Jarcia Riojanista alerta de tres elementos del Patrimonio riojano "próximos a su desaparición"

Torremuña
JARCIA RIOJANISTA
Publicado 13/08/2016 12:00:03CET

Se trata de la Iglesia de Santa María de La Blanca en Torremuña, el puente sobre el arroyo Riajo en Santa Cecilia de Jubera y el complejo de Santa María de Rute en Ventas Blancas

LOGROÑO, 13 Ago. (EUROPA PRESS) -

Jarcia Riojanista, colectivo para la defensa y promoción del patrimonio, tradiciones y cultura riojana, critica en nota de prensa "el desvanecimiento de tres elementos patrimoniales de La Rioja" y alerta de que "si no se actúa inmediatamente sobre ellos, es posible que se produzca su extinción".

Así las cosas, el primer elemento al que alude el colectivo es la Iglesia de Santa María de La Blanca de Torremuña, pueblo situado en la cuenca del Leza. Se trata de uno de los edificios más impresionantes de la arquitectura de la sierra, su construcción data del siglo XVI, con una planta que recuerda a un castillo fortificado.

La Iglesia perteneció a las monjas Bernardas de Herce, testimonio del auge del Camero Viejo en otras épocas y que "visto actualmente se hace difícil pensar que hace cuatro o cinco siglos se concentrase tanta población en el lugar". El retablo mayor se encuentra en el Museo Provincial de Logroño.

El segundo edificio objeto de la crítica de Jarcia Riojanista se trata del puente sobre el arroyo Riajo, en la aldea de Santa Cecilia. En el camino que comunica Santa Cecilia con Santa Engracia y para atravesar el Arroyo Riajo, se sitúa este pequeño puente que data de los siglos XV-XVI. Está justo debajo del pueblo de Santa Cecilia a 1 km., hacia el noreste.

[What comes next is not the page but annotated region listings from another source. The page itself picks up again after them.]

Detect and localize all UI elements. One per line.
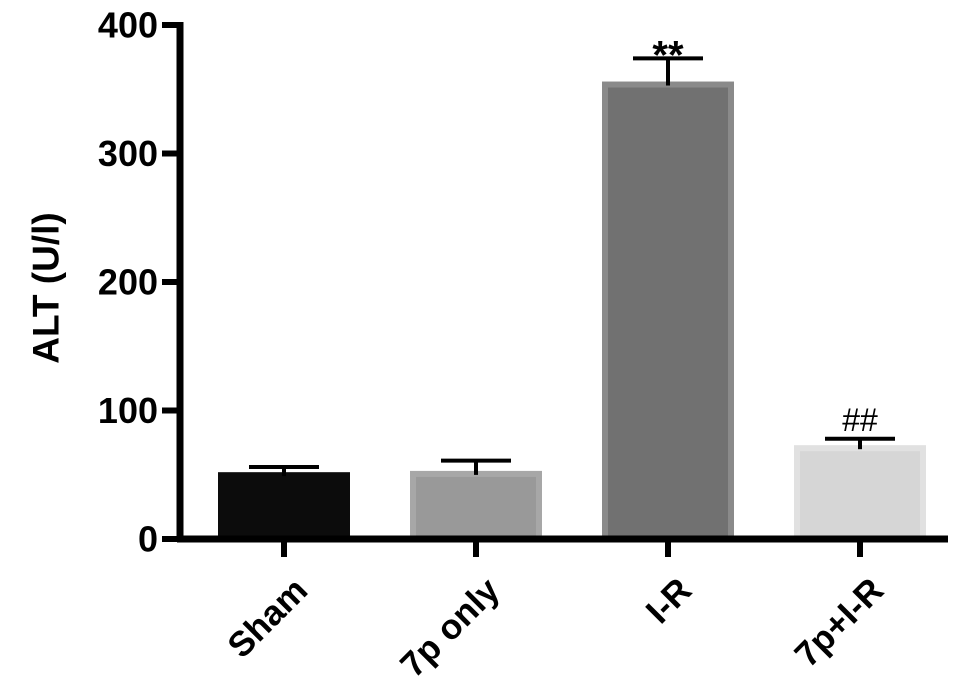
x-ticks-group: Sham 7p only I-R 7p+I-R [220, 539, 891, 685]
y-tick-label-300: 300 [98, 133, 158, 174]
y-tick-label-0: 0 [138, 519, 158, 560]
y-tick-label-100: 100 [98, 390, 158, 431]
x-tick-label-i-r: I-R [639, 571, 700, 632]
x-tick-label-sham: Sham [220, 571, 315, 666]
y-tick-label-200: 200 [98, 262, 158, 303]
bar-7p-only [410, 470, 542, 542]
x-tick-label-7p-only: 7p only [393, 570, 508, 685]
error-bar-sham [249, 465, 319, 477]
y-axis-label: ALT (U/l) [26, 212, 67, 363]
bar-7p-i-r [794, 445, 926, 543]
bar-i-r [602, 81, 734, 542]
y-ticks-group: 0 100 200 300 400 [98, 5, 180, 560]
annotation-7p-i-r: ## [842, 402, 878, 438]
annotations-group: ** ## [652, 33, 878, 437]
error-bar-i-r [633, 56, 703, 86]
y-tick-label-400: 400 [98, 5, 158, 46]
error-bar-7p-i-r [825, 436, 895, 450]
bar-sham [218, 472, 350, 542]
x-tick-label-7p-i-r: 7p+I-R [787, 571, 891, 675]
annotation-i-r: ** [652, 33, 684, 77]
bars-group [218, 81, 926, 543]
error-bars-group [249, 56, 895, 477]
error-bar-7p-only [441, 458, 511, 475]
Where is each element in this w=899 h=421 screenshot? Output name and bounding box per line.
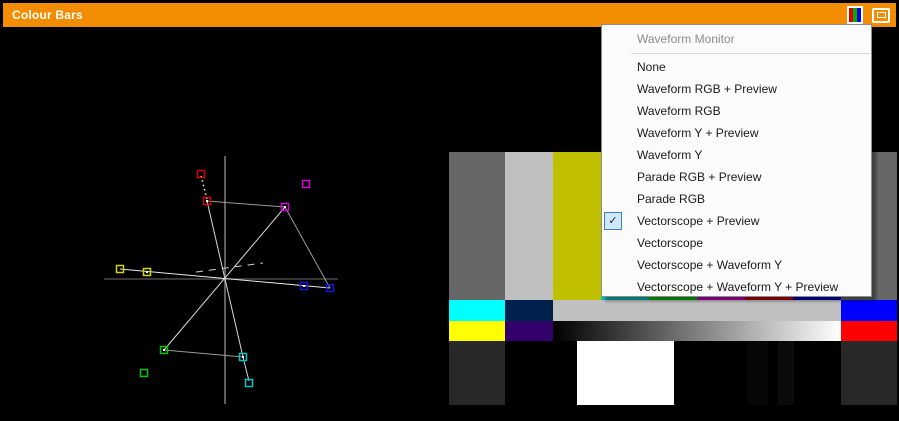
menu-item-label: Parade RGB <box>637 192 706 206</box>
titlebar-buttons <box>847 6 896 24</box>
pluge-block <box>841 341 897 405</box>
menu-header: Waveform Monitor <box>637 32 735 46</box>
scope-trace-dot <box>146 271 148 273</box>
scope-target-yellow-outer <box>115 264 125 274</box>
colour-bar <box>553 300 841 321</box>
scope-trace-line <box>163 349 244 358</box>
bar-row <box>449 300 897 321</box>
menu-item-label: Vectorscope + Waveform Y + Preview <box>637 280 839 294</box>
pluge-block <box>778 341 794 405</box>
scope-target-magenta-inner <box>280 202 290 212</box>
scope-target-green-outer <box>139 368 149 378</box>
rgb-channels-icon[interactable] <box>847 6 863 24</box>
vectorscope <box>104 156 338 404</box>
pluge-block <box>577 341 674 405</box>
menu-item-list: None Waveform RGB + Preview Waveform RGB Wa… <box>602 56 871 298</box>
scope-trace-dot <box>163 349 165 351</box>
check-icon: ✓ <box>604 212 622 230</box>
scope-target-blue-inner <box>299 281 309 291</box>
menu-item-label: None <box>637 60 666 74</box>
colour-bar <box>553 152 601 300</box>
scope-trace-line <box>206 200 286 208</box>
pluge-block <box>449 341 505 405</box>
window-title: Colour Bars <box>12 8 83 22</box>
scope-trace-line <box>284 206 331 289</box>
menu-item-waveform-y-preview[interactable]: Waveform Y + Preview <box>602 122 871 144</box>
colour-bar <box>449 300 505 321</box>
scope-trace-dot <box>303 285 305 287</box>
inner-window-glyph <box>876 12 886 18</box>
menu-item-label: Waveform RGB <box>637 104 721 118</box>
colour-bar <box>505 152 553 300</box>
menu-item-vectorscope-preview[interactable]: ✓ Vectorscope + Preview <box>602 210 871 232</box>
menu-item-label: Vectorscope + Preview <box>637 214 760 228</box>
menu-item-waveform-rgb[interactable]: Waveform RGB <box>602 100 871 122</box>
scope-target-green-inner <box>159 345 169 355</box>
scope-trace-line <box>206 200 244 358</box>
menu-item-none[interactable]: None <box>602 56 871 78</box>
menu-item-vectorscope[interactable]: Vectorscope <box>602 232 871 254</box>
waveform-monitor-menu: Waveform Monitor None Waveform RGB + Prev… <box>601 24 872 297</box>
scope-trace-dot <box>242 356 244 358</box>
scope-trace-line <box>163 206 286 351</box>
green-stripe <box>853 8 857 22</box>
pluge-block <box>747 341 768 405</box>
colour-bar <box>449 321 505 341</box>
scope-target-red-outer <box>196 169 206 179</box>
scope-trace-line <box>200 175 208 200</box>
red-stripe <box>849 8 853 22</box>
menu-item-vectorscope-waveform-y[interactable]: Vectorscope + Waveform Y <box>602 254 871 276</box>
scope-target-yellow-inner <box>142 267 152 277</box>
menu-item-label: Parade RGB + Preview <box>637 170 762 184</box>
scope-trace-dot <box>206 200 208 202</box>
bar-row-pluge <box>449 341 897 405</box>
menu-item-label: Waveform RGB + Preview <box>637 82 777 96</box>
menu-item-label: Waveform Y <box>637 148 703 162</box>
colour-bar <box>449 152 505 300</box>
scope-target-cyan-inner <box>238 352 248 362</box>
scope-trace-line <box>195 262 264 273</box>
menu-item-label: Waveform Y + Preview <box>637 126 759 140</box>
colour-bar <box>505 321 553 341</box>
scope-target-red-inner <box>202 196 212 206</box>
menu-item-label: Vectorscope + Waveform Y <box>637 258 783 272</box>
colour-bar <box>841 300 897 321</box>
menu-item-waveform-rgb-preview[interactable]: Waveform RGB + Preview <box>602 78 871 100</box>
colour-bar <box>505 300 553 321</box>
menu-item-vectorscope-waveform-y-preview[interactable]: Vectorscope + Waveform Y + Preview <box>602 276 871 298</box>
window-mode-icon[interactable] <box>872 7 890 23</box>
blue-stripe <box>857 8 861 22</box>
scope-target-magenta-outer <box>301 179 311 189</box>
title-bar: Colour Bars <box>3 3 896 27</box>
menu-item-label: Vectorscope <box>637 236 704 250</box>
menu-item-parade-rgb[interactable]: Parade RGB <box>602 188 871 210</box>
colour-bar <box>841 321 897 341</box>
menu-item-waveform-y[interactable]: Waveform Y <box>602 144 871 166</box>
colour-bar <box>553 321 841 341</box>
scope-target-cyan-outer <box>244 378 254 388</box>
scope-target-blue-outer <box>325 283 335 293</box>
menu-item-parade-rgb-preview[interactable]: Parade RGB + Preview <box>602 166 871 188</box>
menu-separator <box>631 53 870 54</box>
bar-row <box>449 321 897 341</box>
scope-trace-dot <box>284 206 286 208</box>
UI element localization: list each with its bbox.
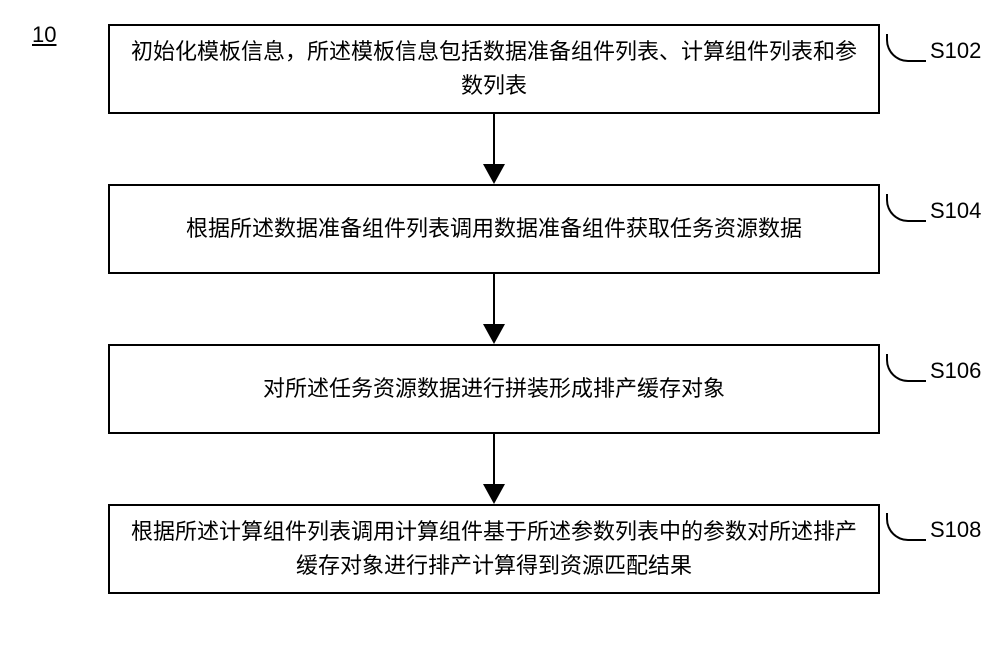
step-s108: 根据所述计算组件列表调用计算组件基于所述参数列表中的参数对所述排产缓存对象进行排… <box>108 504 880 594</box>
step-s102-label: S102 <box>930 38 981 64</box>
figure-number: 10 <box>32 22 56 48</box>
step-s102-text: 初始化模板信息，所述模板信息包括数据准备组件列表、计算组件列表和参数列表 <box>130 35 858 103</box>
step-s106-label: S106 <box>930 358 981 384</box>
step-s104: 根据所述数据准备组件列表调用数据准备组件获取任务资源数据 <box>108 184 880 274</box>
step-s102: 初始化模板信息，所述模板信息包括数据准备组件列表、计算组件列表和参数列表 <box>108 24 880 114</box>
label-connector-s102 <box>886 34 926 62</box>
step-s104-label: S104 <box>930 198 981 224</box>
flowchart-canvas: 10 初始化模板信息，所述模板信息包括数据准备组件列表、计算组件列表和参数列表 … <box>0 0 1000 657</box>
step-s108-text: 根据所述计算组件列表调用计算组件基于所述参数列表中的参数对所述排产缓存对象进行排… <box>130 515 858 583</box>
label-connector-s106 <box>886 354 926 382</box>
label-connector-s104 <box>886 194 926 222</box>
step-s108-label: S108 <box>930 517 981 543</box>
step-s106: 对所述任务资源数据进行拼装形成排产缓存对象 <box>108 344 880 434</box>
label-connector-s108 <box>886 513 926 541</box>
step-s104-text: 根据所述数据准备组件列表调用数据准备组件获取任务资源数据 <box>186 212 802 246</box>
step-s106-text: 对所述任务资源数据进行拼装形成排产缓存对象 <box>263 372 725 406</box>
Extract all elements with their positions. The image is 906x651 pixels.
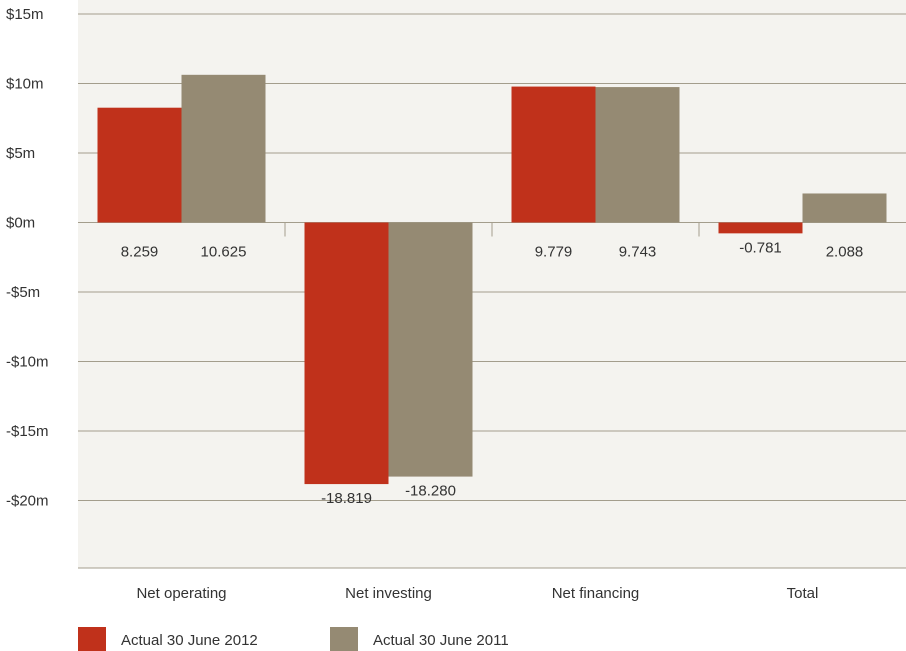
x-category-label: Net operating <box>136 585 226 602</box>
y-tick-label: $0m <box>6 215 35 232</box>
x-category-label: Net investing <box>345 585 432 602</box>
y-tick-label: -$10m <box>6 354 49 371</box>
bar-net-operating-series-2 <box>181 74 266 223</box>
legend-label: Actual 30 June 2011 <box>373 632 509 649</box>
legend-swatch <box>78 627 106 651</box>
y-tick-label: -$20m <box>6 493 49 510</box>
y-tick-label: $15m <box>6 6 44 23</box>
data-label: -18.280 <box>405 483 456 500</box>
bar-net-operating-series-1 <box>97 107 182 223</box>
data-labels: 8.259 10.625 -18.819 -18.280 9.779 9.743 -0.78… <box>121 239 864 507</box>
bar-net-financing-series-1 <box>511 86 596 223</box>
y-tick-label: -$15m <box>6 423 49 440</box>
y-tick-label: -$5m <box>6 284 40 301</box>
y-tick-label: $5m <box>6 145 35 162</box>
bars-group <box>97 74 887 485</box>
x-category-label: Total <box>787 585 819 602</box>
data-label: 2.088 <box>826 244 864 261</box>
legend-swatch <box>330 627 358 651</box>
y-tick-label: $10m <box>6 76 44 93</box>
data-label: -18.819 <box>321 490 372 507</box>
data-label: 9.743 <box>619 244 657 261</box>
legend: Actual 30 June 2012 Actual 30 June 2011 <box>78 627 509 651</box>
data-label: 8.259 <box>121 244 159 261</box>
bar-total-series-1 <box>718 222 803 234</box>
legend-label: Actual 30 June 2012 <box>121 632 258 649</box>
x-category-label: Net financing <box>552 585 640 602</box>
bar-total-series-2 <box>802 193 887 223</box>
data-label: 10.625 <box>201 244 247 261</box>
data-label: 9.779 <box>535 244 573 261</box>
data-label: -0.781 <box>739 239 782 256</box>
bar-net-investing-series-2 <box>388 222 473 477</box>
x-axis-labels: Net operating Net investing Net financing T… <box>136 585 818 602</box>
y-axis-labels: $15m $10m $5m $0m -$5m -$10m -$15m -$20m <box>6 6 49 510</box>
bar-net-financing-series-2 <box>595 87 680 223</box>
bar-net-investing-series-1 <box>304 222 389 485</box>
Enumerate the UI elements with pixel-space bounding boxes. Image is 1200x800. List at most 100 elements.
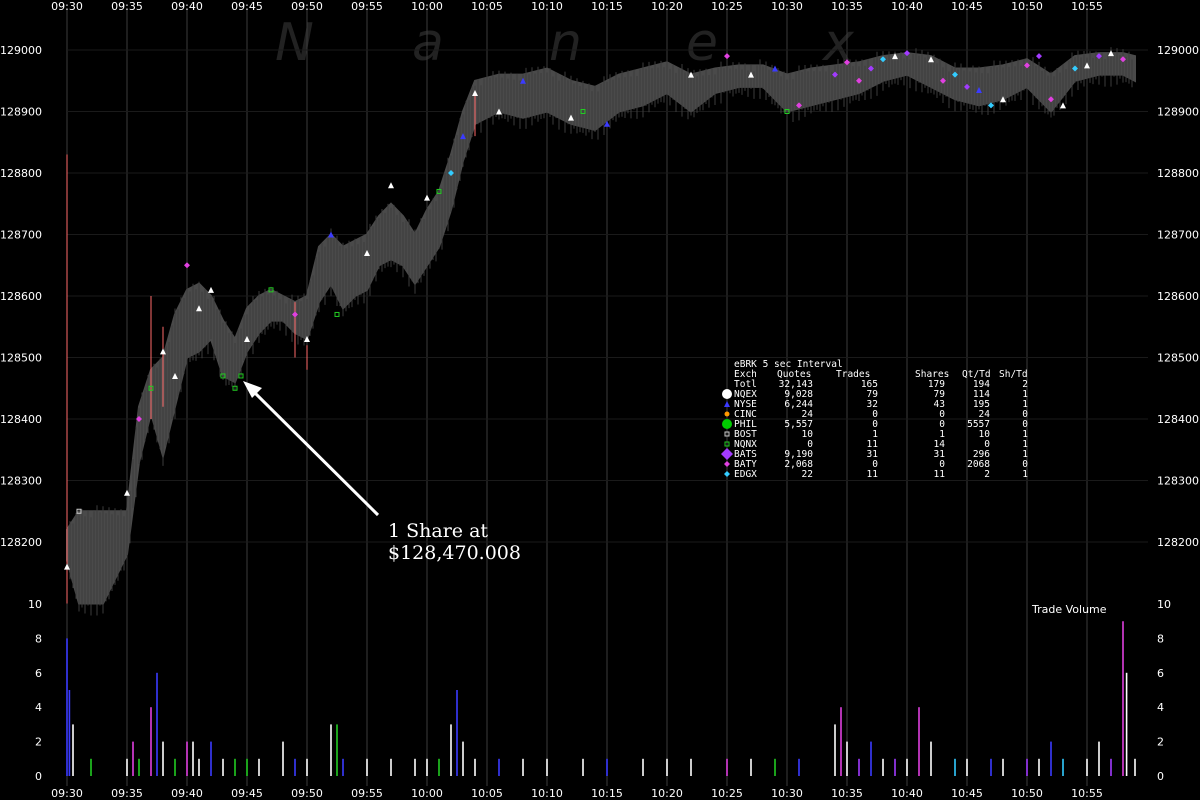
price-tick-label-left: 128800 xyxy=(0,167,42,180)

El puente de Riajo consta de un arco apuntado, fundado sobre roca en los dos arranques, con rosca y bóveda de lajas de piedra. Para el resto de la obra se utilizó aparejo de mampostería de piedra igual que las anteriores. "Se vislumbra una falta de piedras debido al desprendimiento causado por el empuje de las raíces de los zarzales y malas hierbas".

En la calzada, continúan, se han usado piedras más grandes para sujetar las tierras del interior que tienen un manto de hierba. La calzada es recta y tiene una anchura de 2,50 metros y una longitud total de 8 metros con una altura máxima rasante de 6 metros. Se precisa de una limpieza profunda y de la recolocación de cimientos para la perduración del conjunto.

El tercer elemento patrimonial objeto de la denuncia se trata del conjunto monumental de Santa María de Rute en Ventas Blancas. Se encuentra en una terraza sobre el Río Jubera a unos 800 metros de la localidad en una zona de viñas. El complejo cuenta de una pequeña basílica visigoda levantada hacia el siglo VI, ésta consta de una sola nave rectangular y cabecera cuadrada más estrecha, construida en sillería de arenisca. El arco triunfal es de herradura sobre columnas y en el lado contrario hay un atrio de entrada.

En 1.162 se amplía con dos naves laterales convirtiéndose en un monasterio cisterciense, dependiente de Pedro Jiménez, Señor de Cameros, desde el cual sería posible efectuar las tareas reorganizadoras en el valle del Jubera.

La historiografía tradicional muestra la vinculación de Santa María de Rute con el Monasterio de San Prudencio y los señoríos cameranos. Las naves probablemente se cubrían a cielo raso aunque es difícil de determinar ya que sólo se conserva el arranque de los muros, la cabecera por su parte se cubría con una cúpula de piedra de toba sobre pechinas de la que sólo queda el comienzo.
Aunque en la década de los 70 se efectuaron excavaciones arqueológicas, "el estado actual es de ruina total y la parte excavada está totalmente descuidada y llena de maleza lo que hace difícil distinguir los muros y las distintas dependencias".